Mathematical difference between permutation&combination

[Jonathan1218]

I know to calculate a combination with n options and r selections while repetition is allowed you are supposed to do (n+r-1)! / r!(n-r)! and the purpose of r! as a denominator is to act as a ratio to eliminate same outcomes but of different orders and is what makes us calculate the combination instead of a permutation.
However why can I not simply remove the r! to use it to calculate permutation? so: ( n+r-1 )! / ( n-r )!

 

[Dale]

I know to calculate a combination with n options and r selections while repetition is allowed you are supposed to do (n+r-1)! / r!(n-r)!

Your formula here is incorrect. It should be $\frac{n!}{r! (n-r)!}$

See https://betterexplained.com/articles/easy-permutations-and-combinations/

the purpose of r! as a denominator is to act as a ratio to eliminate same outcomes but of different orders and is what makes us calculate the combination instead of a permutation.

Yes.

However why can I not simply remove the r! to use it to calculate permutation?

You can, but

so: ( n+r-1 )! / ( n-r )!

You have to start with the right formula for combinations, not this.

 

[Jonathan1218]

Your formula does not take into accounts that there are possible repetitions, in your link only one person can get first, second and so on. With every medal being awarded the number of candidates decreases. However I stated repetitions are allowed, so an example would be getting 3 scoops of 5 flavours of ice cream. I pick 3 between chocolate, vanilla, banana, strawberry and bubblegum. So I can pick triple chocolate, and the formula has to be slightly modified to account for the extra possibilities of repetitions and having n! will not work because the amount of options does not decrease with each selection. Thank you nevertheless

 

[FactChecker]

The r! in the denominator is how many ways r distinct items can be arranged. Because you are allowing repeats and there are identical items in the r items, getting rid of the r! is the wrong thing to do.

 

[Dale]

However I stated repetitions are allowed,

Oops.
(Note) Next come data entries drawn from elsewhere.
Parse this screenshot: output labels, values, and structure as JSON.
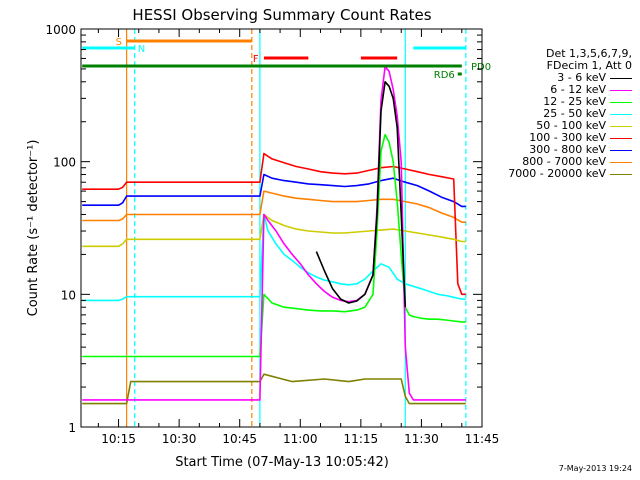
{
  "chart_data": {
    "type": "line",
    "title": "HESSI Observing Summary Count Rates",
    "xlabel": "Start Time (07-May-13 10:05:42)",
    "ylabel": "Count Rate (s⁻¹ detector⁻¹)",
    "xlim": [
      "10:05:42",
      "11:45"
    ],
    "ylim": [
      1,
      1000
    ],
    "y_scale": "log",
    "x_ticks": [
      "10:15",
      "10:30",
      "10:45",
      "11:00",
      "11:15",
      "11:30",
      "11:45"
    ],
    "y_ticks": [
      "1",
      "10",
      "100",
      "1000"
    ],
    "legend_header": [
      "Det 1,3,5,6,7,9,",
      "FDecim 1, Att 0"
    ],
    "legend_placement": "right",
    "series": [
      {
        "name": "3 - 6 keV",
        "color": "#000000",
        "x": [
          "11:04",
          "11:06",
          "11:08",
          "11:10",
          "11:12",
          "11:14",
          "11:16",
          "11:18",
          "11:19",
          "11:20",
          "11:21",
          "11:22",
          "11:23",
          "11:24",
          "11:25",
          "11:26"
        ],
        "y": [
          21,
          15,
          11,
          9.2,
          8.6,
          8.9,
          10,
          14,
          40,
          240,
          400,
          370,
          300,
          180,
          40,
          8
        ]
      },
      {
        "name": "6 - 12 keV",
        "color": "#ff00ff",
        "x": [
          "10:06",
          "10:17",
          "10:18",
          "10:50",
          "10:51",
          "10:52",
          "10:54",
          "10:56",
          "10:58",
          "11:00",
          "11:02",
          "11:04",
          "11:06",
          "11:08",
          "11:10",
          "11:12",
          "11:14",
          "11:16",
          "11:18",
          "11:19",
          "11:20",
          "11:21",
          "11:22",
          "11:23",
          "11:24",
          "11:25",
          "11:26",
          "11:27",
          "11:28",
          "11:29",
          "11:30",
          "11:32",
          "11:35",
          "11:37",
          "11:38",
          "11:40",
          "11:41"
        ],
        "y": [
          1.6,
          1.6,
          1.6,
          1.6,
          40,
          36,
          30,
          24,
          20,
          17,
          14,
          12,
          10.5,
          9.5,
          9,
          8.8,
          9,
          10,
          14,
          45,
          290,
          520,
          480,
          350,
          220,
          100,
          4,
          1.8,
          1.6,
          1.6,
          1.6,
          1.6,
          1.6,
          1.6,
          1.6,
          1.6,
          1.6
        ]
      },
      {
        "name": "12 - 25 keV",
        "color": "#00ff00",
        "x": [
          "10:06",
          "10:17",
          "10:18",
          "10:50",
          "10:51",
          "10:53",
          "10:56",
          "10:59",
          "11:02",
          "11:05",
          "11:08",
          "11:11",
          "11:14",
          "11:16",
          "11:18",
          "11:19",
          "11:20",
          "11:21",
          "11:22",
          "11:23",
          "11:24",
          "11:25",
          "11:26",
          "11:27",
          "11:28",
          "11:29",
          "11:30",
          "11:32",
          "11:34",
          "11:36",
          "11:38",
          "11:40",
          "11:41"
        ],
        "y": [
          3.4,
          3.4,
          3.4,
          3.4,
          10,
          8.6,
          8,
          7.8,
          7.6,
          7.5,
          7.5,
          7.4,
          7.6,
          8,
          10,
          30,
          120,
          160,
          140,
          100,
          50,
          20,
          8,
          7,
          6.8,
          6.7,
          6.6,
          6.5,
          6.5,
          6.4,
          6.3,
          6.2,
          6.2
        ]
      },
      {
        "name": "25 - 50 keV",
        "color": "#00ffff",
        "x": [
          "10:06",
          "10:15",
          "10:16",
          "10:17",
          "10:18",
          "10:50",
          "10:51",
          "10:52",
          "10:54",
          "10:56",
          "10:58",
          "11:00",
          "11:02",
          "11:04",
          "11:06",
          "11:08",
          "11:10",
          "11:12",
          "11:14",
          "11:16",
          "11:18",
          "11:20",
          "11:22",
          "11:24",
          "11:26",
          "11:28",
          "11:30",
          "11:32",
          "11:34",
          "11:36",
          "11:38",
          "11:40",
          "11:41"
        ],
        "y": [
          9,
          9,
          9.2,
          9.6,
          9.6,
          9.6,
          40,
          30,
          24,
          20,
          18,
          16,
          14.5,
          13.5,
          12.8,
          12.4,
          12,
          11.8,
          12,
          13,
          15,
          17,
          16,
          13,
          12,
          11.5,
          11,
          10.5,
          10,
          9.8,
          9.5,
          9.2,
          9.2
        ]
      },
      {
        "name": "50 - 100 keV",
        "color": "#cccc00",
        "x": [
          "10:06",
          "10:15",
          "10:16",
          "10:17",
          "10:18",
          "10:50",
          "10:51",
          "10:53",
          "10:56",
          "10:59",
          "11:02",
          "11:05",
          "11:08",
          "11:11",
          "11:14",
          "11:17",
          "11:20",
          "11:23",
          "11:26",
          "11:29",
          "11:32",
          "11:35",
          "11:38",
          "11:40",
          "11:41"
        ],
        "y": [
          23,
          23,
          24,
          26,
          26,
          26,
          40,
          36,
          33,
          31,
          30,
          29.5,
          29,
          29,
          29.5,
          30,
          30.5,
          31,
          30,
          29,
          28,
          27,
          26,
          25,
          25
        ]
      },
      {
        "name": "100 - 300 keV",
        "color": "#ff0000",
        "x": [
          "10:06",
          "10:15",
          "10:16",
          "10:17",
          "10:18",
          "10:50",
          "10:51",
          "10:53",
          "10:56",
          "10:59",
          "11:02",
          "11:05",
          "11:08",
          "11:11",
          "11:14",
          "11:17",
          "11:20",
          "11:23",
          "11:26",
          "11:29",
          "11:32",
          "11:35",
          "11:38",
          "11:39",
          "11:40",
          "11:41"
        ],
        "y": [
          62,
          62,
          64,
          70,
          70,
          70,
          115,
          105,
          98,
          92,
          88,
          84,
          82,
          81,
          82,
          86,
          90,
          92,
          88,
          84,
          80,
          77,
          74,
          12,
          10,
          10
        ]
      },
      {
        "name": "300 - 800 keV",
        "color": "#0000ff",
        "x": [
          "10:06",
          "10:15",
          "10:16",
          "10:17",
          "10:18",
          "10:50",
          "10:51",
          "10:53",
          "10:56",
          "10:59",
          "11:02",
          "11:05",
          "11:08",
          "11:11",
          "11:14",
          "11:17",
          "11:20",
          "11:23",
          "11:26",
          "11:29",
          "11:32",
          "11:35",
          "11:38",
          "11:40",
          "11:41"
        ],
        "y": [
          47,
          47,
          49,
          55,
          55,
          55,
          80,
          75,
          72,
          70,
          68,
          67,
          66,
          65,
          66,
          68,
          72,
          75,
          70,
          66,
          60,
          54,
          50,
          46,
          46
        ]
      },
      {
        "name": "800 - 7000 keV",
        "color": "#ff8000",
        "x": [
          "10:06",
          "10:15",
          "10:16",
          "10:17",
          "10:18",
          "10:50",
          "10:51",
          "10:53",
          "10:56",
          "10:59",
          "11:02",
          "11:05",
          "11:08",
          "11:11",
          "11:14",
          "11:17",
          "11:20",
          "11:23",
          "11:26",
          "11:29",
          "11:32",
          "11:35",
          "11:38",
          "11:40",
          "11:41"
        ],
        "y": [
          36,
          36,
          37,
          40,
          40,
          40,
          60,
          58,
          55,
          53,
          52,
          51,
          50,
          50,
          50,
          51,
          52,
          52,
          50,
          48,
          45,
          41,
          38,
          35,
          35
        ]
      },
      {
        "name": "7000 - 20000 keV",
        "color": "#808000",
        "x": [
          "10:06",
          "10:17",
          "10:18",
          "10:50",
          "10:51",
          "10:58",
          "11:06",
          "11:12",
          "11:16",
          "11:17",
          "11:18",
          "11:19",
          "11:20",
          "11:21",
          "11:22",
          "11:23",
          "11:24",
          "11:25",
          "11:26",
          "11:27",
          "11:28",
          "11:29",
          "11:30",
          "11:32",
          "11:35",
          "11:38",
          "11:41"
        ],
        "y": [
          1.5,
          1.5,
          2.2,
          2.2,
          2.5,
          2.2,
          2.3,
          2.2,
          2.3,
          2.3,
          2.3,
          2.3,
          2.3,
          2.3,
          2.3,
          2.3,
          2.3,
          2.3,
          1.7,
          1.5,
          1.5,
          1.5,
          1.5,
          1.5,
          1.5,
          1.5,
          1.5
        ]
      }
    ],
    "segments": [
      {
        "label": "S",
        "color": "#ff8000",
        "start": "10:17",
        "end": "10:48"
      },
      {
        "label": "N",
        "color": "#00ffff",
        "start": "10:06",
        "end": "10:19"
      },
      {
        "label": "",
        "color": "#00ffff",
        "start": "11:28",
        "end": "11:41"
      },
      {
        "label": "F",
        "color": "#ff0000",
        "start": "10:51",
        "end": "11:02"
      },
      {
        "label": "",
        "color": "#ff0000",
        "start": "11:15",
        "end": "11:24"
      },
      {
        "label": "PD0",
        "color": "#008000",
        "start": "10:06",
        "end": "11:40"
      },
      {
        "label": "RD6",
        "color": "#008000",
        "start": "11:39",
        "end": "11:40"
      }
    ],
    "vertical_lines": [
      {
        "time": "10:17",
        "color": "#ff8000",
        "style": "solid"
      },
      {
        "time": "10:19",
        "color": "#00ffff",
        "style": "dashed"
      },
      {
        "time": "10:48",
        "color": "#ff8000",
        "style": "dashed"
      },
      {
        "time": "10:50",
        "color": "#00ffff",
        "style": "solid"
      },
      {
        "time": "11:26",
        "color": "#00ffff",
        "style": "solid"
      },
      {
        "time": "11:41",
        "color": "#00ffff",
        "style": "dashed"
      }
    ],
    "footer": "7-May-2013 19:24"
  }
}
My apologies, I missed that.

The standard term is “with replacement”, but I should have noticed and understood as you wrote it

Here is a site which covers both the with and without replacement cases:

https://www.mathsisfun.com/combinatorics/combinations-permutations.html

 

[Stephen Tashi]

However why can I not simply remove the r! to use it to calculate permutation? so: ( n+r-1 )! / ( n-r )!

Perhaps your question is:
Since the number of combinations of n things taken r at a time with replacement is $\frac{ (n+r-1)!} {r! (n-1)!}$ then why isn't the number of permutations of n things taken r at a time with replacement equal to $r! \frac{ (n+r-1)!} {r! (n-1)!}$ ?

For example the ways of picking two things from the set {1,2,3} with replacment allowed are:
{1,1}, {1,2}, {1,3}, {2,2}, {2,3}, {3,3} but not all of those choices can be associated with 2! = 2 permutations. For example {1,1} isn't associated with 2 arrangements. If we could distinguish the two 1's as {1A,1B} then we'd distinguish {1A,1B} and {1B,1A}.

 

[Jonathan1218]

Thank you i get it now :)